Si è chiusa giovedì 22 maggio la campagna elettorale del Partito Repubblicano Italiano a sostegno del candidato sindaco Alessandro Barattoni, in corsa alle elezioni comunali del 25-26 maggio. La lista capitanata da Giannantonio Mingozzi si è ritrovata al Caffè Corte Cavour per discutere di attualità insieme al Segretario Nazionale Corrado de Rinaldis Saponaro e all’editorialista di Repubblica Stefano Folli. Prezioso, poi,l’intervento del candidato sindaco Barattoni.
«Come Segretario regionale – ha esordito Eugenio Fusignani – ho accompagnato ogni passo di questa campagna elettorale, fianco a fianco con i nostri candidati e le nostre candidate, condividendo impegno, entusiasmo e senso di responsabilità. Abbiamo portato avanti un percorso coerente, serio, radicato nei bisogni reali della comunità ravennate. Il PRI ha saputo distinguersi per sobrietà, contenuti e rispetto, in un contesto spesso dominato da propaganda e semplificazioni. Il rapporto con il PD, fondato sul rispetto reciproco, si è rivelato solido, costruttivo e reciproco, anche grazie grazie alla lunga collaborazione leale col suo segretario provinciale Alessandro Barattoni, oggi candidato a sindaco. Per questo, crediamo nella bontà della sua proposta politica e siamo al suo fianco con una visione comune di buongoverno e responsabilità».

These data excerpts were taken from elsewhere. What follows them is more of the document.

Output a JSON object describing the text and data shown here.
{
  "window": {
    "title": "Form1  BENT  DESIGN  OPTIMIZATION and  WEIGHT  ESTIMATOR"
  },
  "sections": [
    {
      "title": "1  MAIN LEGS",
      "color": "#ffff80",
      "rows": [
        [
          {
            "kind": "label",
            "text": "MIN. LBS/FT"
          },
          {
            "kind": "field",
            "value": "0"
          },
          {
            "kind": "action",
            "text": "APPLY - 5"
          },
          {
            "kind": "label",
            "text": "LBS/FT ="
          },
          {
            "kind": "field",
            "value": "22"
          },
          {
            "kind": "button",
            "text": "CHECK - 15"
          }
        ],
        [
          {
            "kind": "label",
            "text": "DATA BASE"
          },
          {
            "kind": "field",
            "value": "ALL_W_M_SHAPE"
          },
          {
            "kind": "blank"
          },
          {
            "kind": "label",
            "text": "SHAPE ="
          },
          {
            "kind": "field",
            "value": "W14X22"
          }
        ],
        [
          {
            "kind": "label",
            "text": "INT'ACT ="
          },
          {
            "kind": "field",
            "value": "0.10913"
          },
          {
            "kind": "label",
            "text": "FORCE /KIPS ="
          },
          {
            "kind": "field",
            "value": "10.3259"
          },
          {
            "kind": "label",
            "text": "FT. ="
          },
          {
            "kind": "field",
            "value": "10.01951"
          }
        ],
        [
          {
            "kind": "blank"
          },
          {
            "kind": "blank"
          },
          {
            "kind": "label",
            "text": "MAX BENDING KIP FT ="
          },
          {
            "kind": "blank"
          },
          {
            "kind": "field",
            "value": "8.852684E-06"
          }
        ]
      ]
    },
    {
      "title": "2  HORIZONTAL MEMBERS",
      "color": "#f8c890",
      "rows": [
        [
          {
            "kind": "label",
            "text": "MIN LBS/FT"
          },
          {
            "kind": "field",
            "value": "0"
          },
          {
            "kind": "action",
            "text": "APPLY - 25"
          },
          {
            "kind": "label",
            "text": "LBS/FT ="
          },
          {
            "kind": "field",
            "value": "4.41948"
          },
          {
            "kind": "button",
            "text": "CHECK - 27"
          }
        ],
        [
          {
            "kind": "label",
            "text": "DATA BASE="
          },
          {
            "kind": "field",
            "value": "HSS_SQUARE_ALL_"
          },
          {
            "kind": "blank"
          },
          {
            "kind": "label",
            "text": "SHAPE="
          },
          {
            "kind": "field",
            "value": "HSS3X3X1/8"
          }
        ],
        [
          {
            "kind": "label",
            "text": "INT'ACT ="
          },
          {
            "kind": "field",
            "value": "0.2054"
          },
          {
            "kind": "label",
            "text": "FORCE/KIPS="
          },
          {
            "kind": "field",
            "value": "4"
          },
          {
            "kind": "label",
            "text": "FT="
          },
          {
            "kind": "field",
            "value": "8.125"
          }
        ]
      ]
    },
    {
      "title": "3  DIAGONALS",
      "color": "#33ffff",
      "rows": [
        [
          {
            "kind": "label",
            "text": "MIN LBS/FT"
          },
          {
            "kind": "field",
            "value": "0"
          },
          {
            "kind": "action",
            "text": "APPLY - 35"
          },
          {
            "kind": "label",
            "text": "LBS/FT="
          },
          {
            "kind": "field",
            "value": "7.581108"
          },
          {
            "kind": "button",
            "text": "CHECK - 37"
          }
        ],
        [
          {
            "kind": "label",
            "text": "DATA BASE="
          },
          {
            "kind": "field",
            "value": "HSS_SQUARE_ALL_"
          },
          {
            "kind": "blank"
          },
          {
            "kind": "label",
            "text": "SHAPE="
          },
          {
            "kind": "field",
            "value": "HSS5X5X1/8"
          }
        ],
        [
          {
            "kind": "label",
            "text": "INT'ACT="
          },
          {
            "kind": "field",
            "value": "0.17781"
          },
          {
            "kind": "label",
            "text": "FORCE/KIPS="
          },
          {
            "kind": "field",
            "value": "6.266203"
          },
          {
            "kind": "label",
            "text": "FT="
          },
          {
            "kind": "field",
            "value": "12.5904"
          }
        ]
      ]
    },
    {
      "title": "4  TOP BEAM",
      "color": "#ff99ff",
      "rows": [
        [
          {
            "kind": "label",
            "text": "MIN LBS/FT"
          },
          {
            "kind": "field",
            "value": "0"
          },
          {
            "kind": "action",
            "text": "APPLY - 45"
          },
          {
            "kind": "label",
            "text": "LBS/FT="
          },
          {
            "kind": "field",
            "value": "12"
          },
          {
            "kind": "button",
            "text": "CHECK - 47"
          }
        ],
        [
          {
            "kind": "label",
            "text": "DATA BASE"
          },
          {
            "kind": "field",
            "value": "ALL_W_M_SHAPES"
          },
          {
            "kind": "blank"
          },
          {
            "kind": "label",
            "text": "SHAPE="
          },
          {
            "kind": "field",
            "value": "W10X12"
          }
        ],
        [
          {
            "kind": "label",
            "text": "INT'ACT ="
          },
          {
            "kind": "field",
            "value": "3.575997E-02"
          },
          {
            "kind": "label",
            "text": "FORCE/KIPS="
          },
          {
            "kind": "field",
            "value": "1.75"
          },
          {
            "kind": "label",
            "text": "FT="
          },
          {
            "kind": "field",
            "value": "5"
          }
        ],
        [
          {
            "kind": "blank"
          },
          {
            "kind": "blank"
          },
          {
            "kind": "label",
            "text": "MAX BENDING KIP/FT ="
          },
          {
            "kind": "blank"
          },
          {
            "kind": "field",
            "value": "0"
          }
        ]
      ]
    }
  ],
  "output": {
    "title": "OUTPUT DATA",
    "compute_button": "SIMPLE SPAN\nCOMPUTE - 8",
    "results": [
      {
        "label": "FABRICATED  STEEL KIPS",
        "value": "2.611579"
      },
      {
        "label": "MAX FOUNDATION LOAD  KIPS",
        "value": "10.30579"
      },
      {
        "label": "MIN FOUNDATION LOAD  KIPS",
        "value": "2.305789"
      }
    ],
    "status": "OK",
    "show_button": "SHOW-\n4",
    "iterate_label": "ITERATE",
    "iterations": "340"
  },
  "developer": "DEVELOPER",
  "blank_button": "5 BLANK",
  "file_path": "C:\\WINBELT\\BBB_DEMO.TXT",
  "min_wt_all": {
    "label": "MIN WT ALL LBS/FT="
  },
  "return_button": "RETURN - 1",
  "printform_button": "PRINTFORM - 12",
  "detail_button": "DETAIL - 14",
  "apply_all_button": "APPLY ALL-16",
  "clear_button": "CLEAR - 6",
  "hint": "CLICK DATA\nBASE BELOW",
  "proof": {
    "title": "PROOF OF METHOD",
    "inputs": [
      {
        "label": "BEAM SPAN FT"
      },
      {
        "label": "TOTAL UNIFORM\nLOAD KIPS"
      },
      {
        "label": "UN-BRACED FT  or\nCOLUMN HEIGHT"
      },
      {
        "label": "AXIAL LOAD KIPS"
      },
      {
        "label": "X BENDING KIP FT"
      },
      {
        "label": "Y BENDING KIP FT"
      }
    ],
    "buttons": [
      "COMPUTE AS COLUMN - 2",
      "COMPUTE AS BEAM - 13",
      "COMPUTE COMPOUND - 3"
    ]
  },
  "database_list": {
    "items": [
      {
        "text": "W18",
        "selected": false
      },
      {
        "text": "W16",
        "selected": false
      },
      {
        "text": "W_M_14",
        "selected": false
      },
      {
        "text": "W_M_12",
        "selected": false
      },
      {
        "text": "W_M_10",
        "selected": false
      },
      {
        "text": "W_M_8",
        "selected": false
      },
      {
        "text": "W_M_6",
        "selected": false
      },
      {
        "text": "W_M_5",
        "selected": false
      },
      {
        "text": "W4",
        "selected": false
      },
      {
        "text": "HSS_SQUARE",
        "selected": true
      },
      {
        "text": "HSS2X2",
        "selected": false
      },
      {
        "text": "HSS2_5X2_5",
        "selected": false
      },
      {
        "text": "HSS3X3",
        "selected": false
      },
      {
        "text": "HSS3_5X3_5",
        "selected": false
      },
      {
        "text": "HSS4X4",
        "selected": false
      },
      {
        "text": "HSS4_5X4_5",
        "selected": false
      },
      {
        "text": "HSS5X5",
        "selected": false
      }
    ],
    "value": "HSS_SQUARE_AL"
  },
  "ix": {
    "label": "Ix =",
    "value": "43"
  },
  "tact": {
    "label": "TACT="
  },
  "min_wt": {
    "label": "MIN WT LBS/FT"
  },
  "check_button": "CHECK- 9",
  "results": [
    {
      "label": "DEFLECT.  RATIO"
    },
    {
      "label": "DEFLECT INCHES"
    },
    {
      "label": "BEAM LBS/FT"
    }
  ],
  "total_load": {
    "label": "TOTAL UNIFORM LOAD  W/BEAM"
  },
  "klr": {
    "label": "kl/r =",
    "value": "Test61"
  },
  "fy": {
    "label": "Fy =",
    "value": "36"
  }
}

«Guardiamo con orgoglio al lavoro svolto in questi anni dal Comune di Ravenna – ha commentato il Segretario nazionale dell’Edera Corrado De Rinaldis Saponaro – grazie anche al contributo dei Repubblicani. Il mandato che si chiude ha visto il PRI protagonista di un’azione politica orientata ai bisogni reali della cittadinanza, dal welfare allo sviluppo economico. La scelta di ospitare il rigassificatore fa onore a Ravenna e all’Edera che da sempre affronta con serietà le sfide legate all’energia. Questa infrastruttura crea economie di scala fondamentali e porterà nuove risorse grazie anche alla riduzione dell’IMU sulle piattaforme, che consentirà destinare fondi alle manutenzioni e ai servizi locali. Al candidato sindaco Alessandro Barattoni, il PRI consegna un’eredità amministrativa solida, frutto di lavoro e visione, chiedendo che il necessario rinnovamento si accompagni a una continuità di governo che fa bene alla coalizione e, soprattutto, alla città»
In chiusura, il capolista Giannantonio Mingozzi ha lanciato un appello per la partecipazione al voto, che «non è solo un diritto, ma un’opportunità per stimolare lo sviluppo e la crescita di Ravenna». «Ricordo – ha proseguito – che il voto all’Edera aiuta i Repubblicani nell’impegno per lo sviluppo del Porto e di nuovi posti di lavoro, in modo da garantire ai giovani e agli universitari un futuro concreto. L’impegno dell’Edera va altresì nella direzione degli anziani, che non vanno dimenticati perché è a loro che dobbiamo lo sviluppo di una repubblica democratica e la conquista dei diritti. È quindi nostro dovere aiutarli quando rischiano la solitudine e sono più fragili. Infine, è tempo di impegnarsi con Governo e Regione per la realizzazione di nuove vie di comunicazione, che permettano a Ravenna di svilupparsi, e per estrarre le risorse energetiche dal bacino Adriatico, restituendole finalmente a pieno titolo il suo ruolo di capitale dell’energia».